My plan is to run a game of Fate. The player characters will be winners of the lottery (think “draft,” not “numbers racket”), conscripted into service troubleshooting for the Great Library. The Great Library’s troubleshooters are in many ways ripped off of the Jurisfiction group in the Thursday Next books. If that doesn’t help: they are fictional characters, living in a world populated by other fictional characters. The Great Library is an imaginary place where every revision of a book is shelved, and all of its characters are free to intermingle. The specifics of how all this works can be hand-waved. I may obsess over it at length, but I know the group of grade schoolers at the table will not get too nit-picky about everything… at least not at first, anyway.
Every character in the game will be a fictional character. The player characters, for example, will have a boss who is in charge of their assignments. This will probably be Albus Dumbledore. One early assignment may be to find out who has stolen the treasure from Long John Silver’s chest and reburied it, thus threatening the integrity of the story. The thief may end up being Sir Harry Flashman. And so on.
The player characters will also be fictional characters, but the kids don’t get off that easy. They don’t get to pick Percy Jackson, Laura Ingalls, Jem, and Green Lantern (and yes, those are my predictions for the choices if they could). Instead, their character sheet will have a slot for the name of the book from which they spring, and maybe the name of the antagonist (or protagonist, if one cleverly asks to play the bad guy).

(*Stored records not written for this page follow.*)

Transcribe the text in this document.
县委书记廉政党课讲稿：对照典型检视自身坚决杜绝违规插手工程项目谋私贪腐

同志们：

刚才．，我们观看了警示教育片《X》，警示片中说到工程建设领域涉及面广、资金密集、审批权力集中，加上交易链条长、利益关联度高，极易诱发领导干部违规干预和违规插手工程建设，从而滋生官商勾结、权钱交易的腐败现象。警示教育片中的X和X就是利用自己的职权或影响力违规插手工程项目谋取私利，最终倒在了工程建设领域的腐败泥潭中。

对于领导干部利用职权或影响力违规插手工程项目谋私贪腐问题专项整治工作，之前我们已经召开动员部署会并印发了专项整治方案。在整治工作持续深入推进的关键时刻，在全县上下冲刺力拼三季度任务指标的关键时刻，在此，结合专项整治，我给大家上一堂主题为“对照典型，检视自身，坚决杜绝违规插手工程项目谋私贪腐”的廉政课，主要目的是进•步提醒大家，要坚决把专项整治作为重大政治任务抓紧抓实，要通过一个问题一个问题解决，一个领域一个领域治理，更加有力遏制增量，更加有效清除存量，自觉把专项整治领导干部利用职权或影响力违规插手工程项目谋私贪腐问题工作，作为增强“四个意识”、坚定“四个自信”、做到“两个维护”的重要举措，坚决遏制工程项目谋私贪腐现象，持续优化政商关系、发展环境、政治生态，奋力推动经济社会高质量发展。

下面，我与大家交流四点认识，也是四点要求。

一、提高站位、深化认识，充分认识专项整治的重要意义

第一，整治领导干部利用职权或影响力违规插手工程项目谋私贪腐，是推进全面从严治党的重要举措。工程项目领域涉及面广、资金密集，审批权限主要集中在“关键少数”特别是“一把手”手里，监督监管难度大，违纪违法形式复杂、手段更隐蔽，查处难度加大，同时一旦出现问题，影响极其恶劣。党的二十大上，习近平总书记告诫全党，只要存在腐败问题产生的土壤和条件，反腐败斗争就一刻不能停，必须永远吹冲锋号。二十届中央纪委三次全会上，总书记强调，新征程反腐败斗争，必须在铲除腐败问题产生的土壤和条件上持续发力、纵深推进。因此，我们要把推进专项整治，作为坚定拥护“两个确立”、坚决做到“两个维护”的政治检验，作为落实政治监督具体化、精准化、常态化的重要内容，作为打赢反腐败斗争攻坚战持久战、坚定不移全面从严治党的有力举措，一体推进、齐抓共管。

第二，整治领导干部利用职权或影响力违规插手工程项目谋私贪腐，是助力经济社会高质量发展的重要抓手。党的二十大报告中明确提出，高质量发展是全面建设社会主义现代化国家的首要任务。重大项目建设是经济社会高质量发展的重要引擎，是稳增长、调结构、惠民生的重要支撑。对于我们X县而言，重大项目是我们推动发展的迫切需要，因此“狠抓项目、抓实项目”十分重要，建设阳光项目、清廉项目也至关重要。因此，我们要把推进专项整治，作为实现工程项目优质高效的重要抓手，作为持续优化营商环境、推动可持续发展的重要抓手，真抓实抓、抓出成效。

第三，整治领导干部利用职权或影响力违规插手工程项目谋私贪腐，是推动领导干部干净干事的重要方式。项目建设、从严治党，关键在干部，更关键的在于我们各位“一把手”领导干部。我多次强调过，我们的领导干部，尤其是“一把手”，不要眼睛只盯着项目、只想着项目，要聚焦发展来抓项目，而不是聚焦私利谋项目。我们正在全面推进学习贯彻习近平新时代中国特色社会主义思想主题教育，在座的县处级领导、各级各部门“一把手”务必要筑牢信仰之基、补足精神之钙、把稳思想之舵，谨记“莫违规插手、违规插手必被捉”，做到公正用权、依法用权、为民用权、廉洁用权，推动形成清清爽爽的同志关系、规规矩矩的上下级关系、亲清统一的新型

Apart from seeming just generally fun, this should be a way I can introduce some worthwhile stories or characters to the kids. They can help Sherlock solve a case, rescue a marooned Huck Finn, or deal with a reprogrammed Chip Carson. It should also be fun to play with genre-mixing, for both me and the kids.
What I need to do next is compile a list of adventure plots, or even just characters and books that would be fun to use — both ones that the kids know and don’t know. Suggestions welcome!